Environnement 11 février 2023

Des engrais verts pour minimiser les émissions de gaz à effet de serre

L’agriculture contribue à 9 % des émissions de gaz à effet de serre (GES) anthropogéniques provinciales. Environ 40 % de ces émissions sont produites sous forme de protoxyde d’azote (N2O), un GES au puissant potentiel de réchauffement planétaire.

Les émissions de N2O sont produites par les microbes dans le sol, au cours des processus de nitrification et de dénitrification. Selon les conditions environnementales spécifiques à un champ, certaines pratiques agricoles influencent la disponibilité en azote et en carbone et les conditions d’oxydoréduction et, par conséquent, affectent la production de N2O. Par exemple, les émissions de N2O induites par l’application d’un fertilisant azoté organique (ex. fumier de poulet) sont généralement plus élevées que celles induites par l’application d’un fertilisant azoté de synthèse (ex. nitrate d’ammonium) sur un sol loameux, mais pas sur un sol argileux (Pelster et coll., 2012; Zhou et coll., 2017). 
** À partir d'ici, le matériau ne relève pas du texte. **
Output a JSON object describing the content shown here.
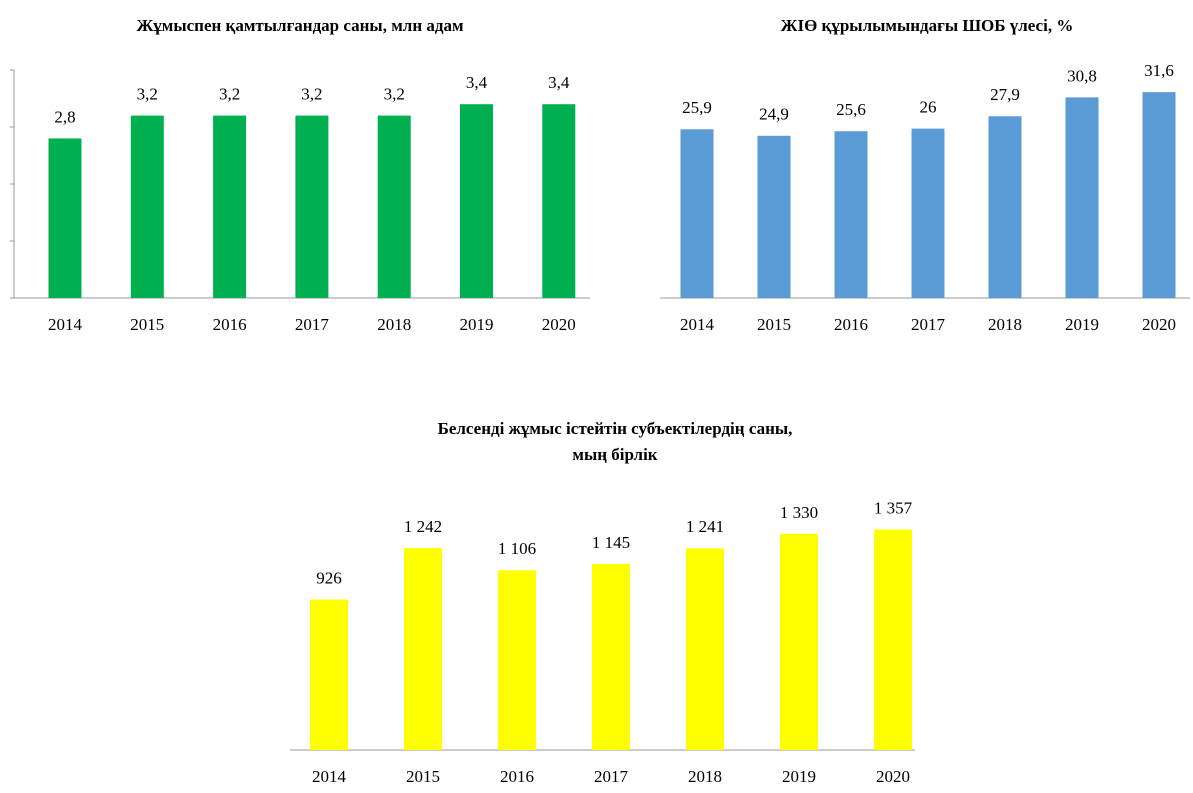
{
  "chart_data": [
    {
      "type": "bar",
      "title": [
        "Жұмыспен қамтылғандар саны, млн адам"
      ],
      "categories": [
        "2014",
        "2015",
        "2016",
        "2017",
        "2018",
        "2019",
        "2020"
      ],
      "values": [
        2.8,
        3.2,
        3.2,
        3.2,
        3.2,
        3.4,
        3.4
      ],
      "value_labels": [
        "2,8",
        "3,2",
        "3,2",
        "3,2",
        "3,2",
        "3,4",
        "3,4"
      ],
      "color": "#00b050",
      "ylim": [
        0,
        4
      ],
      "yticks": [
        0,
        1,
        2,
        3,
        4
      ]
    },
    {
      "type": "bar",
      "title": [
        "ЖІӨ құрылымындағы ШОБ үлесі, %"
      ],
      "categories": [
        "2014",
        "2015",
        "2016",
        "2017",
        "2018",
        "2019",
        "2020"
      ],
      "values": [
        25.9,
        24.9,
        25.6,
        26,
        27.9,
        30.8,
        31.6
      ],
      "value_labels": [
        "25,9",
        "24,9",
        "25,6",
        "26",
        "27,9",
        "30,8",
        "31,6"
      ],
      "color": "#5b9bd5",
      "ylim": [
        0,
        35
      ]
    },
    {
      "type": "bar",
      "title": [
        "Белсенді жұмыс істейтін субъектілердің саны,",
        "мың бірлік"
      ],
      "categories": [
        "2014",
        "2015",
        "2016",
        "2017",
        "2018",
        "2019",
        "2020"
      ],
      "values": [
        926,
        1242,
        1106,
        1145,
        1241,
        1330,
        1357
      ],
      "value_labels": [
        "926",
        "1 242",
        "1 106",
        "1 145",
        "1 241",
        "1 330",
        "1 357"
      ],
      "color": "#ffff00",
      "ylim": [
        0,
        1600
      ]
    }
  ]
}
L’agriculture en régie biologique utilise uniquement des sources d’azote organique puisque les fertilisants de synthèse sont prohibés par les normes biologiques. Les engrais verts en dérobée en sont un exemple. Après leur enfouissement, les nutriments contenus dans leur biomasse sont recyclés, permettant de remplacer ou de réduire l’apport en azote nécessaire provenant d’une application de fumier. 
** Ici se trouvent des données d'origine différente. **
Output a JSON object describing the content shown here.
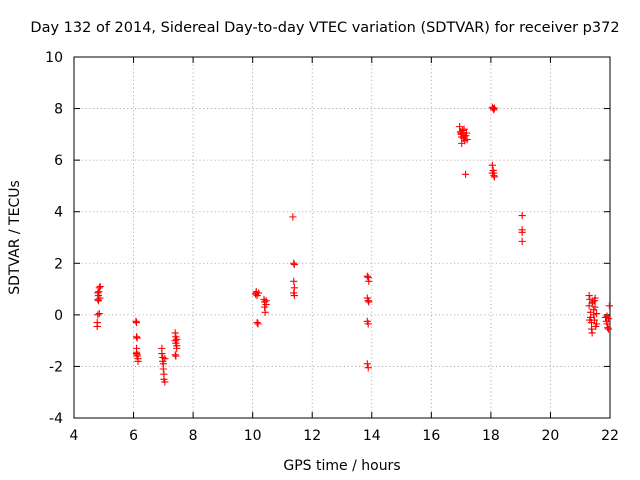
{
  "chart_data": {
    "type": "scatter",
    "title": "Day 132 of 2014, Sidereal Day-to-day VTEC variation (SDTVAR) for receiver p372",
    "xlabel": "GPS time / hours",
    "ylabel": "SDTVAR / TECUs",
    "xlim": [
      4,
      22
    ],
    "ylim": [
      -4,
      10
    ],
    "xticks": [
      "4",
      "6",
      "8",
      "10",
      "12",
      "14",
      "16",
      "18",
      "20",
      "22"
    ],
    "yticks": [
      "-4",
      "-2",
      "0",
      "2",
      "4",
      "6",
      "8",
      "10"
    ],
    "grid": true,
    "marker": "+",
    "color": "#ff0000",
    "series": [
      {
        "name": "SDTVAR",
        "points": [
          [
            4.78,
            -0.45
          ],
          [
            4.78,
            -0.3
          ],
          [
            4.8,
            0.0
          ],
          [
            4.8,
            0.6
          ],
          [
            4.82,
            0.75
          ],
          [
            4.83,
            0.9
          ],
          [
            4.85,
            1.05
          ],
          [
            4.85,
            0.05
          ],
          [
            4.87,
            0.65
          ],
          [
            4.88,
            1.1
          ],
          [
            4.82,
            0.55
          ],
          [
            4.8,
            0.85
          ],
          [
            6.08,
            -0.25
          ],
          [
            6.1,
            -0.3
          ],
          [
            6.1,
            -0.85
          ],
          [
            6.12,
            -0.9
          ],
          [
            6.1,
            -1.3
          ],
          [
            6.1,
            -1.5
          ],
          [
            6.12,
            -1.6
          ],
          [
            6.15,
            -1.7
          ],
          [
            6.15,
            -1.8
          ],
          [
            6.1,
            -1.45
          ],
          [
            6.12,
            -1.55
          ],
          [
            6.95,
            -1.3
          ],
          [
            6.95,
            -1.5
          ],
          [
            6.98,
            -1.65
          ],
          [
            6.98,
            -1.8
          ],
          [
            7.0,
            -1.9
          ],
          [
            7.0,
            -2.1
          ],
          [
            7.02,
            -2.3
          ],
          [
            7.02,
            -2.5
          ],
          [
            7.05,
            -2.6
          ],
          [
            7.05,
            -1.7
          ],
          [
            7.4,
            -0.7
          ],
          [
            7.42,
            -0.85
          ],
          [
            7.4,
            -1.0
          ],
          [
            7.42,
            -1.1
          ],
          [
            7.45,
            -1.2
          ],
          [
            7.45,
            -1.3
          ],
          [
            7.4,
            -1.55
          ],
          [
            7.42,
            -1.6
          ],
          [
            7.45,
            -0.95
          ],
          [
            10.1,
            0.8
          ],
          [
            10.12,
            0.85
          ],
          [
            10.12,
            0.9
          ],
          [
            10.15,
            0.75
          ],
          [
            10.15,
            -0.3
          ],
          [
            10.18,
            -0.35
          ],
          [
            10.2,
            0.85
          ],
          [
            10.38,
            0.6
          ],
          [
            10.4,
            0.5
          ],
          [
            10.4,
            0.3
          ],
          [
            10.42,
            0.1
          ],
          [
            10.45,
            0.55
          ],
          [
            10.45,
            0.4
          ],
          [
            11.35,
            3.8
          ],
          [
            11.38,
            2.0
          ],
          [
            11.4,
            1.95
          ],
          [
            11.38,
            1.3
          ],
          [
            11.4,
            1.05
          ],
          [
            11.38,
            0.85
          ],
          [
            11.4,
            0.75
          ],
          [
            13.85,
            1.5
          ],
          [
            13.88,
            1.45
          ],
          [
            13.9,
            1.3
          ],
          [
            13.85,
            0.65
          ],
          [
            13.88,
            0.55
          ],
          [
            13.9,
            0.5
          ],
          [
            13.85,
            -0.25
          ],
          [
            13.88,
            -0.35
          ],
          [
            13.85,
            -1.9
          ],
          [
            13.88,
            -2.05
          ],
          [
            16.95,
            7.3
          ],
          [
            16.98,
            7.1
          ],
          [
            17.0,
            7.0
          ],
          [
            17.02,
            6.9
          ],
          [
            17.05,
            7.15
          ],
          [
            17.08,
            6.85
          ],
          [
            17.1,
            7.2
          ],
          [
            17.12,
            6.75
          ],
          [
            17.15,
            6.95
          ],
          [
            17.18,
            7.05
          ],
          [
            17.2,
            6.8
          ],
          [
            17.02,
            6.65
          ],
          [
            17.15,
            5.45
          ],
          [
            17.0,
            7.05
          ],
          [
            17.1,
            6.95
          ],
          [
            18.05,
            8.05
          ],
          [
            18.08,
            8.0
          ],
          [
            18.1,
            7.95
          ],
          [
            18.12,
            8.02
          ],
          [
            18.05,
            5.8
          ],
          [
            18.08,
            5.6
          ],
          [
            18.1,
            5.5
          ],
          [
            18.1,
            5.4
          ],
          [
            18.12,
            5.35
          ],
          [
            18.05,
            5.5
          ],
          [
            19.05,
            3.85
          ],
          [
            19.05,
            3.3
          ],
          [
            19.05,
            3.2
          ],
          [
            19.05,
            2.85
          ],
          [
            21.3,
            0.75
          ],
          [
            21.32,
            0.6
          ],
          [
            21.3,
            0.35
          ],
          [
            21.35,
            0.1
          ],
          [
            21.35,
            -0.1
          ],
          [
            21.38,
            -0.3
          ],
          [
            21.38,
            -0.55
          ],
          [
            21.4,
            -0.7
          ],
          [
            21.42,
            0.5
          ],
          [
            21.45,
            0.2
          ],
          [
            21.45,
            0.0
          ],
          [
            21.48,
            -0.2
          ],
          [
            21.5,
            0.65
          ],
          [
            21.5,
            0.3
          ],
          [
            21.52,
            -0.45
          ],
          [
            21.55,
            0.05
          ],
          [
            21.55,
            -0.35
          ],
          [
            21.4,
            0.45
          ],
          [
            21.32,
            -0.2
          ],
          [
            21.48,
            0.55
          ],
          [
            21.85,
            -0.1
          ],
          [
            21.88,
            -0.25
          ],
          [
            21.9,
            -0.35
          ],
          [
            21.92,
            -0.5
          ],
          [
            21.95,
            -0.15
          ],
          [
            21.98,
            0.35
          ],
          [
            21.95,
            -0.55
          ],
          [
            21.9,
            -0.05
          ]
        ]
      }
    ]
  }
}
Les systèmes culturaux incluant des engrais verts en rotation pourraient atténuer les émissions de N2O en évitant les excès en azote dans le sol au printemps et en synchronisant les concentrations en azote disponible avec les besoins des cultures. Pour vérifier cette hypothèse, un essai au champ a été réalisé à l’Institut national d’agriculture biologique (INAB), à Victoriaville, sur un loam sableux. Les émissions de N2O ont été mesurées au cours de deux saisons de culture (fin avril à début novembre 2019 et 2020). Les résultats de cette expérimentation ont été publiés récemment dans un article de la revue scientifique Agriculture, Ecosystems & Environment (D’Amours et coll., 2023).

Et le rendement?

Des différents systèmes culturaux évalués, c’est celui combinant le travail réduit du sol (chisel à 20 cm de profondeur) et l’utilisation d’engrais verts en dérobée (pois fourrager) qui a émis le moins de N2O à l’échelle de la surface, soit environ 50 % des émissions des systèmes culturaux avec fumier de poulet. Lors de l’essai au champ, nous avons cependant constaté des rendements en grain environ 30 % plus faibles dans le système cultural avec engrais verts, en comparaison avec des systèmes culturaux avec fumier de poulet, pour des cultures de maïs-grain et d’orge.
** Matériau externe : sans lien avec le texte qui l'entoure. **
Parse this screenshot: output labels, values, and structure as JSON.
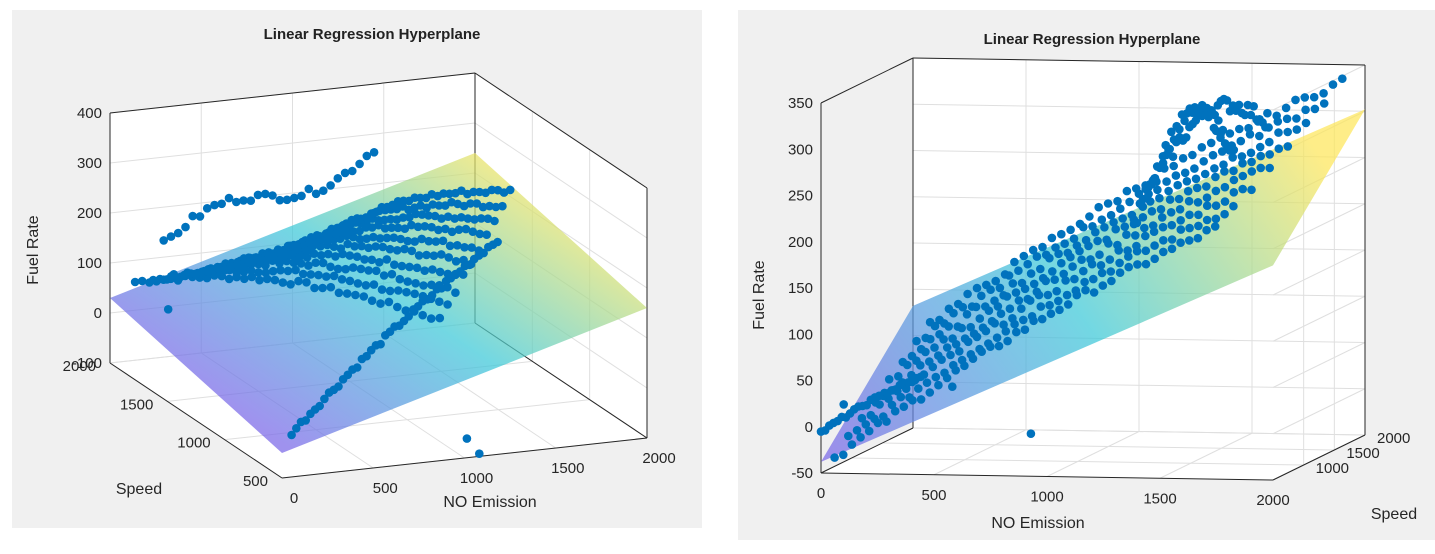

Malgré leurs faibles émissions de N2O, les systèmes culturaux biologiques sont souvent critiqués pour leur productivité diminuée. Toutefois, des études ont démontré une certaine efficience des systèmes culturaux biologiques en rapportant les émissions de N2O à l’échelle du rendement (ratio des émissions de N2O à l’échelle de la superficie et des rendements). Au cours de notre étude à l’INAB, les émissions de N2O à l’échelle du rendement du système avec engrais verts se sont révélées équivalentes à celles des systèmes culturaux avec labour ou chisel et fumier de poulet, confirmant les résultats obtenus lors d’une étude antérieure (Biernat et coll., 2020).

La diminution des rendements pourrait être minimisée dans les systèmes culturaux avec engrais verts ou compensée par l’amélioration de différents paramètres de santé des sols. Les engrais verts stimulent l’activité biologique du sol par l’apport de biomasse des végétaux. En libérant des polysaccharides, les exsudats des racines et les microorganismes favorisent la formation de macroagrégats et améliorent la structure du sol. D’autre part, l’intensité de travail du sol influence la teneur en oxygène dans le sol. Un excès en oxygène stimule les populations de bactéries qui consomment les polysaccharides et détruisent la structure du sol. Un travail réduit du sol combiné à l’apport de biomasse de certaines espèces d’engrais verts pourrait, à long terme, augmenter la matière organique, la vie biologique du sol et la productivité de ces systèmes culturaux. 

L’utilisation de pratiques de conservation des sols, comme l’usage d’engrais verts en dérobée, est fortement encouragée, notamment par la mise en place de mesures de rétribution des pratiques agroenvironnementales. Sur des sols bien drainés, la combinaison du travail réduit et de l’utilisation d’engrais verts pourrait s’avérer un outil efficace pour minimiser les émissions de N2O, tout en favorisant la durabilité des systèmes culturaux. 


Cet article a été publié dans le cahier Grains de janvier 2023.